For decades, Ebadi has worked peacefully to protect human rights in Iran, arguing that Islam properly understood is perfectly compatible with protection of individual human rights. Although she had to give up her position as Iran’s first female judge when the Islamic Republic overthrew the old regime in 1979, she has since put her legal skills at the service of those — especially dissidents, mothers and children — who find themselves under the thumb of the ayatollahs.
People interviewed for news stories have expressed the hope that winning this prize will reactivate the reformist or democracy movement in Iran, which seemed about to make a major breakthrough with student demonstrations this summer. Ebadi was in Paris when the prize was announced, but her husband, Javad Tassolian, in Tehran, declared that “the reform movement is reborn.”
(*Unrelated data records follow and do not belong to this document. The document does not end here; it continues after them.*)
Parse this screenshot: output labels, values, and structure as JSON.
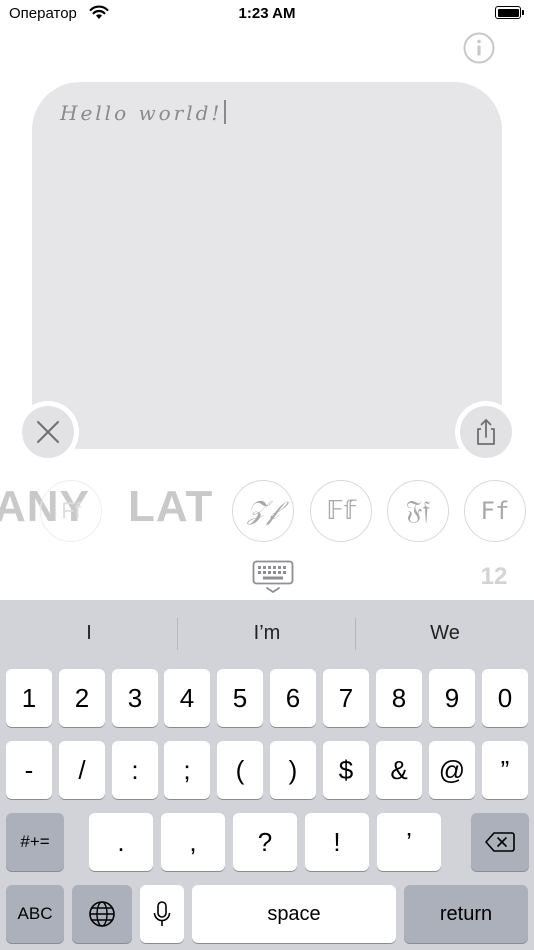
{
  "status_bar": {
    "carrier": "Оператор",
    "time": "1:23 AM"
  },
  "editor": {
    "text": "Hello world!"
  },
  "font_row": {
    "labels": [
      "ANY",
      "LAT"
    ],
    "faded_sample": "Ff",
    "font_samples": [
      "𝒵𝒻",
      "𝔽𝕗",
      "𝔉𝔣",
      "Ff"
    ]
  },
  "font_size": "12",
  "keyboard": {
    "suggestions": [
      "I",
      "I’m",
      "We"
    ],
    "row1": [
      "1",
      "2",
      "3",
      "4",
      "5",
      "6",
      "7",
      "8",
      "9",
      "0"
    ],
    "row2": [
      "-",
      "/",
      ":",
      ";",
      "(",
      ")",
      "$",
      "&",
      "@",
      "”"
    ],
    "row3": [
      ".",
      ",",
      "?",
      "!",
      "’"
    ],
    "symbols_key": "#+=",
    "abc_key": "ABC",
    "space_key": "space",
    "return_key": "return"
  },
  "colors": {
    "editor_bg": "#e6e6e8",
    "keyboard_bg": "#d1d3d9",
    "dark_key": "#acb0ba"
  }
}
Over the long haul, this recognition of continuing reformist activities in Iran will no doubt help. But as Shirin Ebadi herself recognizes, reform in Iran cannot depend on just one person and may still take a while.
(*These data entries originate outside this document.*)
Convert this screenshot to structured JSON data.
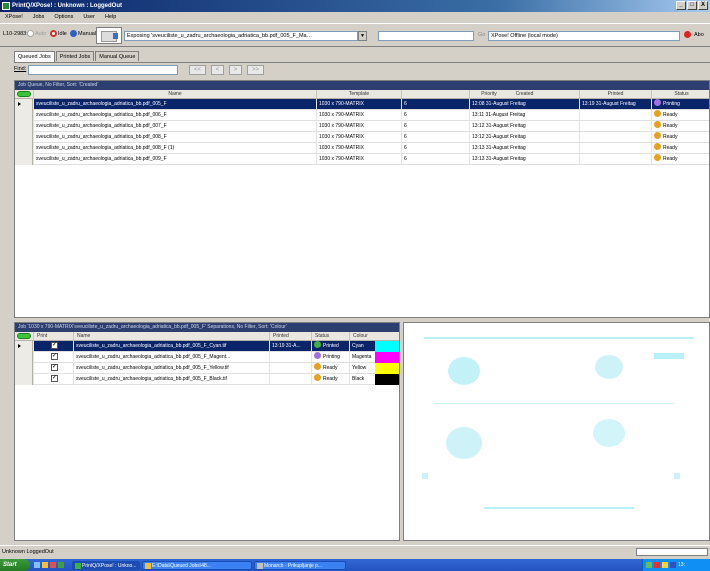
{
  "window": {
    "title": "PrintQ/XPose! : Unknown : LoggedOut",
    "controls": [
      "_",
      "□",
      "X"
    ]
  },
  "menu": [
    "XPose!",
    "Jobs",
    "Options",
    "User",
    "Help"
  ],
  "toolbar": {
    "device": "L10-2983:",
    "modes": [
      "Auto",
      "Idle",
      "Manual"
    ],
    "exposing_text": "Exposing 'sveuciliste_u_zadru_archaeologia_adriatica_bb.pdf_005_F_Ma…",
    "go_label": "Go",
    "status_field": "XPose! Offline (local mode)",
    "abort_label": "Abo"
  },
  "tabs": [
    "Queued Jobs",
    "Printed Jobs",
    "Manual Queue"
  ],
  "find": {
    "label": "Find:",
    "nav": [
      "<<",
      "<",
      ">",
      ">>"
    ]
  },
  "job_queue": {
    "group_caption": "Job Queue, No Filter, Sort: 'Created'",
    "columns": [
      "Name",
      "Template",
      "Priority",
      "Created",
      "Printed",
      "Status"
    ],
    "rows": [
      {
        "name": "sveuciliste_u_zadru_archaeologia_adriatica_bb.pdf_005_F",
        "template": "1030 x 790-MATRIX",
        "priority": "6",
        "created": "12:08 31-August Freitag",
        "printed": "13:19 31-August Freitag",
        "status": "Printing",
        "status_color": "#a070e0",
        "selected": true
      },
      {
        "name": "sveuciliste_u_zadru_archaeologia_adriatica_bb.pdf_006_F",
        "template": "1030 x 790-MATRIX",
        "priority": "6",
        "created": "13:11 31-August Freitag",
        "printed": "",
        "status": "Ready",
        "status_color": "#e8a020"
      },
      {
        "name": "sveuciliste_u_zadru_archaeologia_adriatica_bb.pdf_007_F",
        "template": "1030 x 790-MATRIX",
        "priority": "6",
        "created": "13:12 31-August Freitag",
        "printed": "",
        "status": "Ready",
        "status_color": "#e8a020"
      },
      {
        "name": "sveuciliste_u_zadru_archaeologia_adriatica_bb.pdf_008_F",
        "template": "1030 x 790-MATRIX",
        "priority": "6",
        "created": "13:12 31-August Freitag",
        "printed": "",
        "status": "Ready",
        "status_color": "#e8a020"
      },
      {
        "name": "sveuciliste_u_zadru_archaeologia_adriatica_bb.pdf_008_F (1)",
        "template": "1030 x 790-MATRIX",
        "priority": "6",
        "created": "13:13 31-August Freitag",
        "printed": "",
        "status": "Ready",
        "status_color": "#e8a020"
      },
      {
        "name": "sveuciliste_u_zadru_archaeologia_adriatica_bb.pdf_009_F",
        "template": "1030 x 790-MATRIX",
        "priority": "6",
        "created": "13:13 31-August Freitag",
        "printed": "",
        "status": "Ready",
        "status_color": "#e8a020"
      }
    ]
  },
  "separations": {
    "group_caption": "Job '1030 x 790-MATRIX'sveuciliste_u_zadru_archaeologia_adriatica_bb.pdf_005_F' Separations, No Filter, Sort: 'Colour'",
    "columns": [
      "Print",
      "Name",
      "Printed",
      "Status",
      "Colour"
    ],
    "rows": [
      {
        "print": "✓",
        "name": "sveuciliste_u_zadru_archaeologia_adriatica_bb.pdf_005_F_Cyan.tif",
        "printed": "13:19 31-A...",
        "status": "Printed",
        "status_color": "#40b040",
        "colour": "Cyan",
        "swatch": "#00ffff",
        "selected": true
      },
      {
        "print": "✓",
        "name": "sveuciliste_u_zadru_archaeologia_adriatica_bb.pdf_005_F_Magent...",
        "printed": "",
        "status": "Printing",
        "status_color": "#a070e0",
        "colour": "Magenta",
        "swatch": "#ff00ff"
      },
      {
        "print": "✓",
        "name": "sveuciliste_u_zadru_archaeologia_adriatica_bb.pdf_005_F_Yellow.tif",
        "printed": "",
        "status": "Ready",
        "status_color": "#e8a020",
        "colour": "Yellow",
        "swatch": "#ffff00"
      },
      {
        "print": "✓",
        "name": "sveuciliste_u_zadru_archaeologia_adriatica_bb.pdf_005_F_Black.tif",
        "printed": "",
        "status": "Ready",
        "status_color": "#e8a020",
        "colour": "Black",
        "swatch": "#000000"
      }
    ]
  },
  "statusbar": {
    "text": "Unknown LoggedOut"
  },
  "taskbar": {
    "start": "Start",
    "items": [
      "PrintQ/XPose! : Unkno...",
      "E:\\Data\\Queued Jobs\\48...",
      "Monarch - Prikupljanje p..."
    ],
    "clock": "13:"
  }
}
“I hope that young Iranians can go farther than me,” she told Newsweek. “When I was young, we had neither computers nor the Internet.”
The prevalence of Internet activity, including a wide range of “bloggers” who comment incessantly on political and cultural topics — opinion that is beyond the control of the regime — is one of the more encouraging signs in Iran and other countries with repressive regimes.
The desire for freedom has never died in Iran — indeed, it has probably been intensified by repression — and, if votes in elections mean anything, it has become a majority sentiment. But in regimes controlled by ruthless minorities, it can take the unflagging work of courageous individuals like Shirin Ebadi to translate popular sentiment into policies and effective restraints on tyrants. Whatever the political impact of this award, it is appropriate that Shirin Ebadi be recognized and celebrated.